You have to wonder if the American public has truly entered a post-reality era… maybe all the fake reality shows on television have finally had their mind numbing effects, proving to anyone who was paying attention that reality isn’t and it is all based on your attitude.

That’s about the only conclusion you can draw from the result of a recent poll by Harris Interactive, commissioned by our old friends at Zillow.com. They got answers from 1,361 homeowners across the country, and (as reported in a recent Wall Street Journal) a whopping 62% of the respondents thought that the value of their home had actually increased in the previous 12 months.

That’s right. INCREASED.

Never mind that Zillow’s own terribly flawed and unreliable data (see one of our previous posts) shows that 77% of all homes in the US depreciated in value over the same time period. The poll was conducted between June 30 and July 2, 2008, so maybe people’s brains were just overheated from hot summer weather. But 56% of the respondents also said that they would be spending money to improve their “more valuable” properties over the next six months.

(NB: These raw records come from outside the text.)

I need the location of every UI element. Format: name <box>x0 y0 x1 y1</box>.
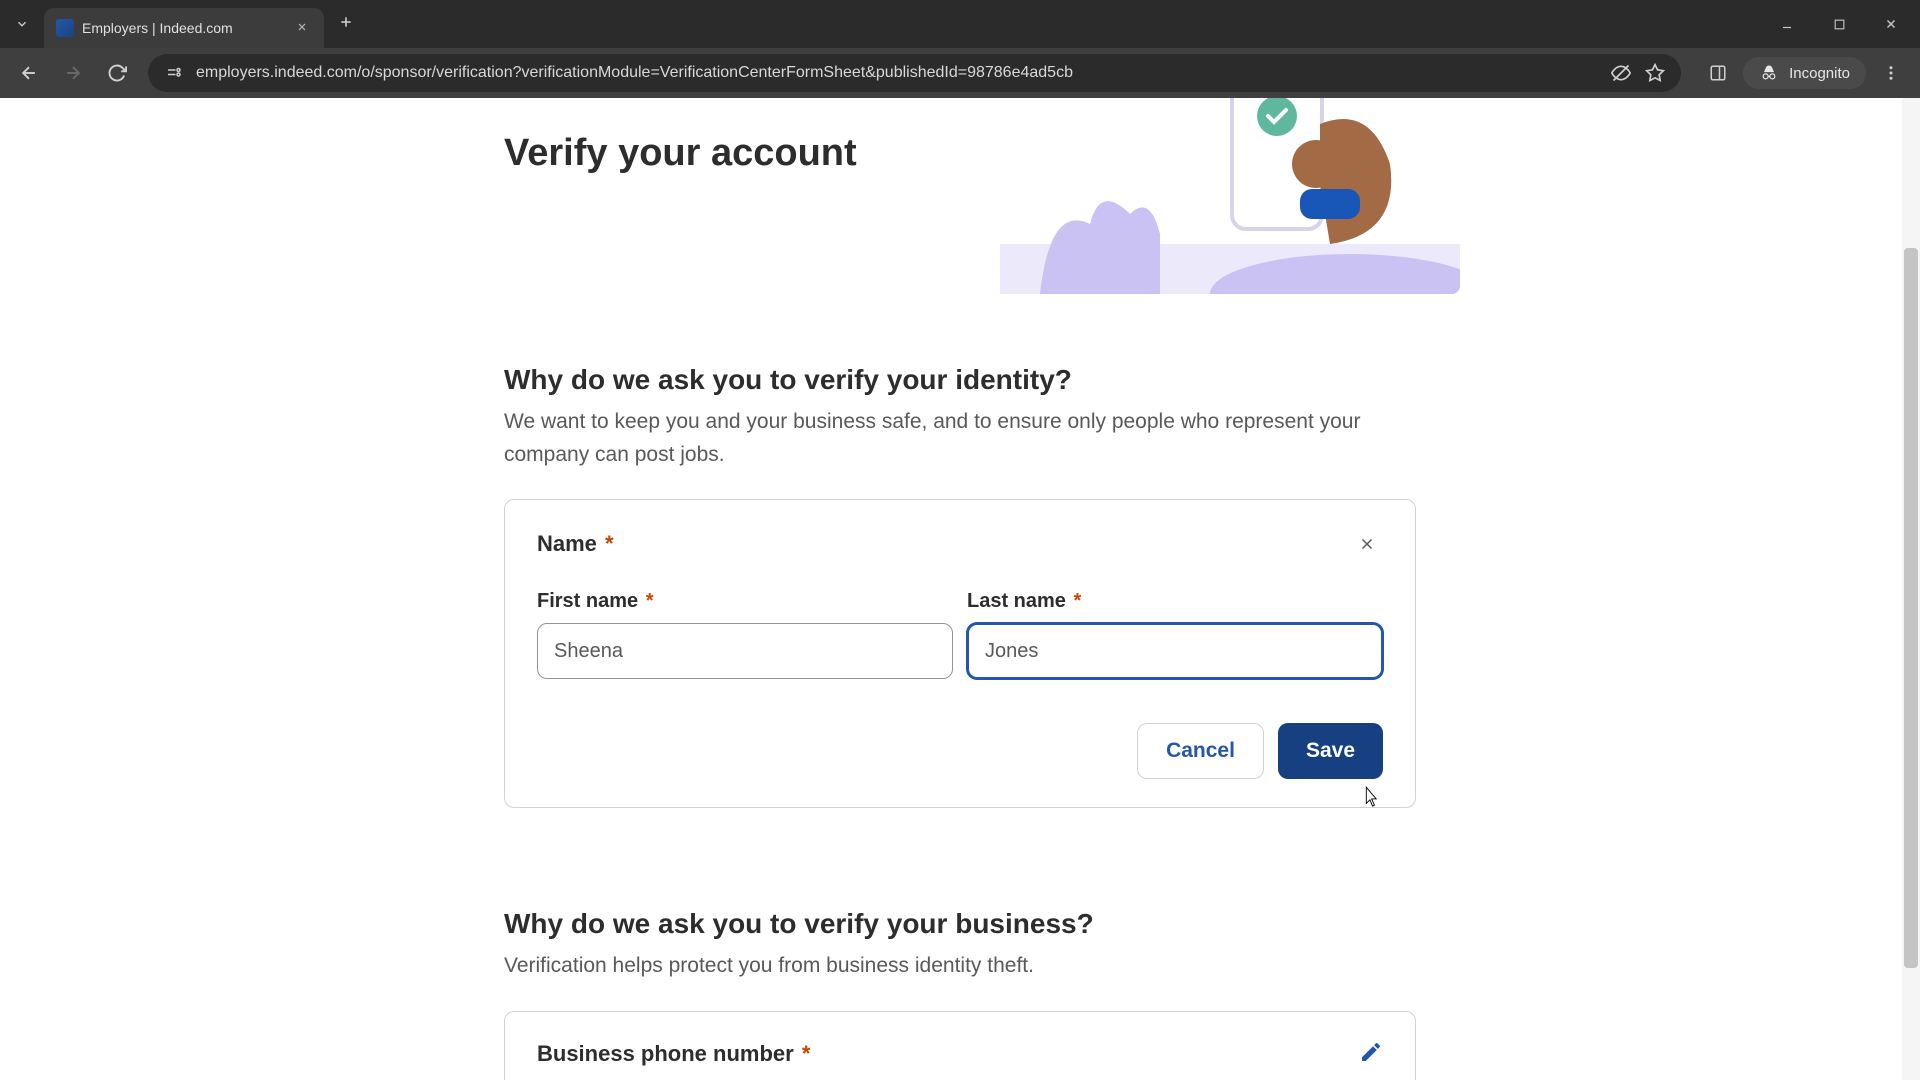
scrollbar-thumb[interactable] <box>1904 248 1918 968</box>
tab-search-dropdown[interactable] <box>0 0 44 48</box>
tab-favicon-icon <box>56 19 74 37</box>
url-bar[interactable]: employers.indeed.com/o/sponsor/verificat… <box>148 54 1681 92</box>
browser-menu-button[interactable] <box>1872 54 1910 92</box>
site-info-icon[interactable] <box>162 61 186 85</box>
tab-close-button[interactable] <box>292 16 312 40</box>
page-viewport: Verify your account Why do we ask you to… <box>0 98 1920 1080</box>
side-panel-button[interactable] <box>1699 54 1737 92</box>
first-name-label: First name * <box>537 590 654 613</box>
required-asterisk: * <box>796 1041 811 1066</box>
bookmark-icon[interactable] <box>1643 61 1667 85</box>
tracking-protection-icon[interactable] <box>1609 61 1633 85</box>
name-card: Name * First name * <box>504 499 1416 808</box>
last-name-input[interactable] <box>967 623 1383 679</box>
toolbar-right: Incognito <box>1693 54 1910 92</box>
browser-tab-strip: Employers | Indeed.com <box>0 0 1920 48</box>
required-asterisk: * <box>640 590 653 612</box>
identity-heading: Why do we ask you to verify your identit… <box>504 364 1416 396</box>
window-controls <box>1762 4 1920 44</box>
pencil-icon <box>1359 1040 1383 1064</box>
business-heading: Why do we ask you to verify your busines… <box>504 908 1416 940</box>
business-section: Why do we ask you to verify your busines… <box>460 908 1460 1080</box>
nav-reload-button[interactable] <box>98 54 136 92</box>
business-description: Verification helps protect you from busi… <box>504 950 1416 983</box>
required-asterisk: * <box>599 531 614 556</box>
hero-banner: Verify your account <box>460 98 1460 294</box>
first-name-input[interactable] <box>537 623 953 679</box>
incognito-label: Incognito <box>1789 65 1850 82</box>
required-asterisk: * <box>1068 590 1081 612</box>
window-close-button[interactable] <box>1866 4 1916 44</box>
window-maximize-button[interactable] <box>1814 4 1864 44</box>
name-card-title: Name * <box>537 531 614 557</box>
last-name-label: Last name * <box>967 590 1081 613</box>
identity-section: Why do we ask you to verify your identit… <box>460 364 1460 808</box>
save-button[interactable]: Save <box>1278 723 1383 779</box>
incognito-indicator[interactable]: Incognito <box>1743 57 1866 89</box>
nav-forward-button[interactable] <box>54 54 92 92</box>
close-card-button[interactable] <box>1351 528 1383 560</box>
phone-card-title: Business phone number * <box>537 1041 810 1067</box>
incognito-icon <box>1759 63 1779 83</box>
scrollbar-track[interactable] <box>1902 98 1920 1080</box>
identity-description: We want to keep you and your business sa… <box>504 406 1416 471</box>
browser-toolbar: employers.indeed.com/o/sponsor/verificat… <box>0 48 1920 98</box>
edit-phone-button[interactable] <box>1359 1040 1383 1069</box>
hero-illustration-icon <box>1000 98 1460 294</box>
browser-tab[interactable]: Employers | Indeed.com <box>44 8 324 48</box>
tab-title: Employers | Indeed.com <box>82 20 284 36</box>
new-tab-button[interactable] <box>324 13 368 36</box>
nav-back-button[interactable] <box>10 54 48 92</box>
cancel-button[interactable]: Cancel <box>1137 723 1264 779</box>
window-minimize-button[interactable] <box>1762 4 1812 44</box>
close-icon <box>1358 535 1376 553</box>
phone-card: Business phone number * <box>504 1011 1416 1080</box>
page-title: Verify your account <box>460 132 857 175</box>
url-text: employers.indeed.com/o/sponsor/verificat… <box>196 64 1599 82</box>
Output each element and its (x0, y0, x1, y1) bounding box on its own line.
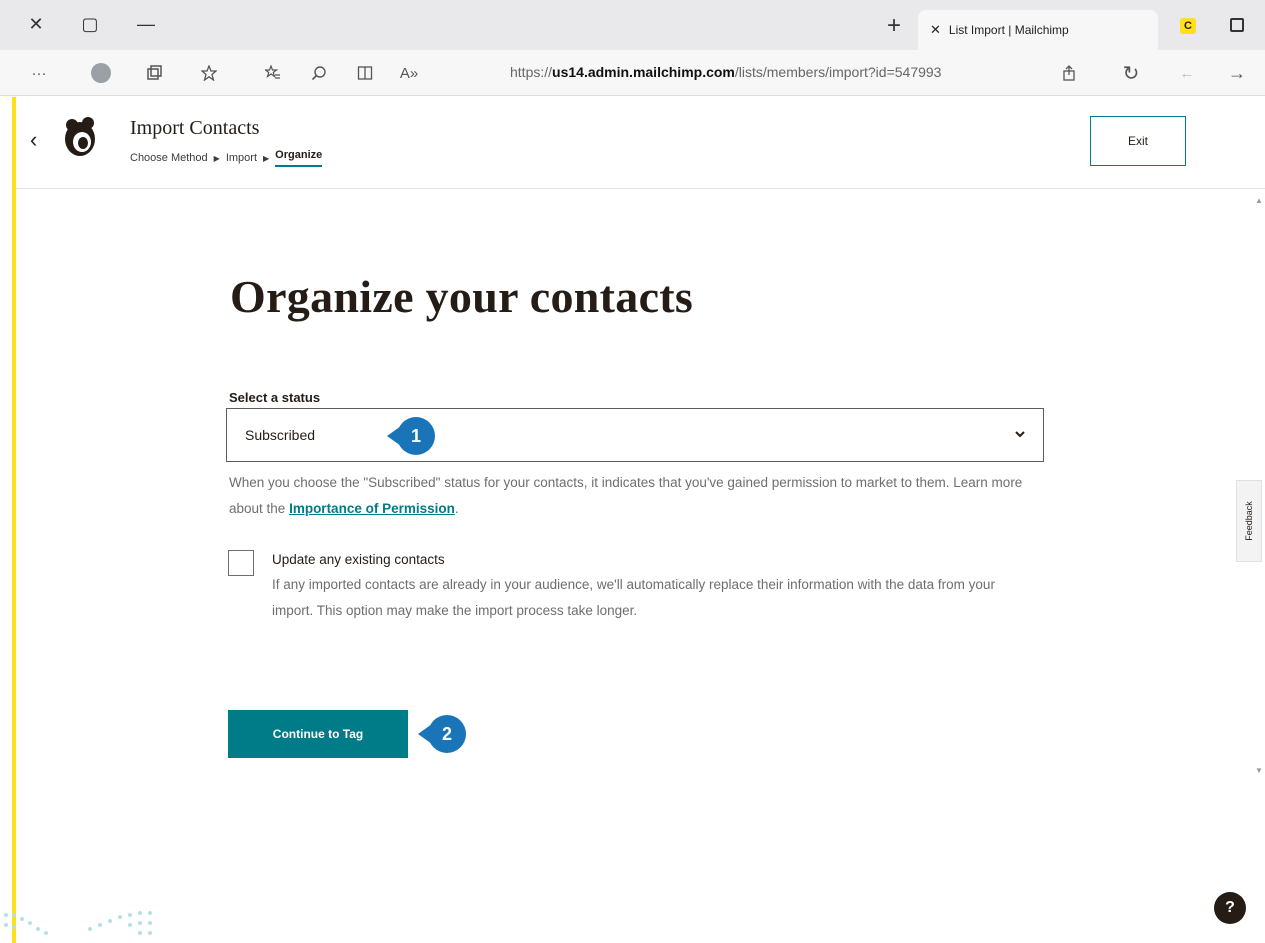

The “can’t happen to me” psychosis gets even deeper when you probe the public attitude toward the foreclosure crisis. Even though 90% of the respondents knew that foreclosures were occurring in their local market and 80% felt that the rate of foreclosures would remain steady over the next six months… a full 48% of them opposed government efforts to assist such homeowners to stay in their homes.

What should those of us in the industry make out of such “Twilight Zone” attitudes? We will have to try harder to educate potential Sellers, and perhaps take them on preview tours of the competition to fight the idea that their property is the “best in the neighborhood.” Like addicts coming off of a pretty good high, homeowners still aren’t ready to go “cold turkey” and realize that real estate investments sometimes go down. Including their own. We can either support their addiction and continue to list properties at unrealistic prices, or be the ones to stage an intervention and tell them the truth.

I think our Code of Ethics compels us to be the truthteller.